我们提出HERMES框架，该创新设计通过两个受认知过程启发的核心组件来增强长视频理解能力。首先，情景压缩器 (Episodic COmpressor, ECO) 将视频表征捕获为连续动作序列，模拟情景记忆机制；其次，语义检索器 (Semantics reTRiever, SeTR) 作为高层摘要生成器，提炼关键语义信息。我们的模型在多个长视频数据集上取得最先进成果，显著超越现有方法。通过在LVU、Breakfast、COIN和MovieChat上的实验，我们验证了ECO与SeTR模块的有效性和高效性。

REFERENCES

参考文献

Md Mohaiminul Islam and Gedas Bertasius. Long movie clip classification with state-space video models. In European Conference on Computer Vision, pp. 87–104. Springer, 2022.

Md Mohaiminul Islam 和 Gedas Bertasius。基于状态空间视频模型的长电影片段分类。载于欧洲计算机视觉会议，第87-104页。Springer出版社，2022年。

Md Mohaiminul Islam, Mahmudul Hasan, Kishan Shamsundar Athrey, Tony Braskich, and Gedas Bertasius. Efficient movie scene detection using state-space transformers. In Proceedings of the IEEE/CVF Conference on Computer Vision and Pattern Recognition, pp. 18749–18758, 2023.

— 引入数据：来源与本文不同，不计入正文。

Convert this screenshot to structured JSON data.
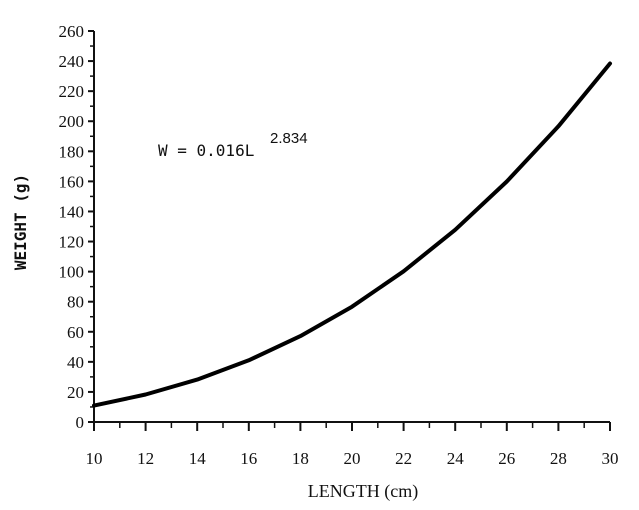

Md Mohaiminul Islam、Mahmudul Hasan、Kishan Shamsundar Athrey、Tony Braskich 和 Gedas Bertasius。基于状态空间 Transformer (State-Space Transformer) 的高效电影场景检测。见《IEEE/CVF 计算机视觉与模式识别会议论文集》，第 18749–18758 页，2023 年。

A APPENDIX

A 附录

The Appendix is organized as follows:

附录结构如下:

A.1 REPRODUCIBILITY STATEMENT

A.1 可复现性声明

To facilitate the reproducibility of our work, we will make our code, pretrained models, default hyper parameters, and pre processed annotations publicly available. Detailed hyper parameters for each dataset are also provided in Table 8. Our model demonstrates efficient performance, completing inference on the MovieChat-1k test set in 13 minutes (22 FPS) using a single V100 GPU (32 GB), and training on the MovieChat-1k dataset in less than 12 minutes with 8x 32 GB GPUs. In contrast to recent LLM-based approaches that necessitate extensive and costly multi-stage pre training on increasingly large datasets, our model is designed for accessibility, thereby lowering the barrier for researchers without access to high-end computing resources. We achieve high performance while maintaining accessibility by leveraging existing pretrained weights and implementing our trainingfree ECO and SeTR, resulting in a model where finetuning is optional.

为便于复现我们的工作，我们将公开代码、预训练模型、默认超参数和预处理标注。各数据集的详细超参数见表8。我们的模型展现出高效性能：在单块V100 GPU (32GB)上仅用13分钟(22 FPS)完成MovieChat-1k测试集推理，使用8块32GB GPU时在12分钟内完成MovieChat-1k数据集训练。与当前需要昂贵多阶段预训练的大语言模型方案不同，我们的模型注重易用性，降低了研究者使用高端计算资源的门槛。通过复用现有预训练权重并采用免训练的ECO与SeTR模块，我们在保持高性能的同时实现了可选项微调的设计。

A.2 IMPLEMENTATION DETAILS

A.2 实现细节

To ensure the reproducibility of our results, we provide the training details, which are also the defaults in our soon-to-be-released code. These settings are mostly consistent across different datasets.

为确保结果的可复现性，我们提供了训练细节，这些也是即将发布代码中的默认设置。这些参数在不同数据集间基本保持一致。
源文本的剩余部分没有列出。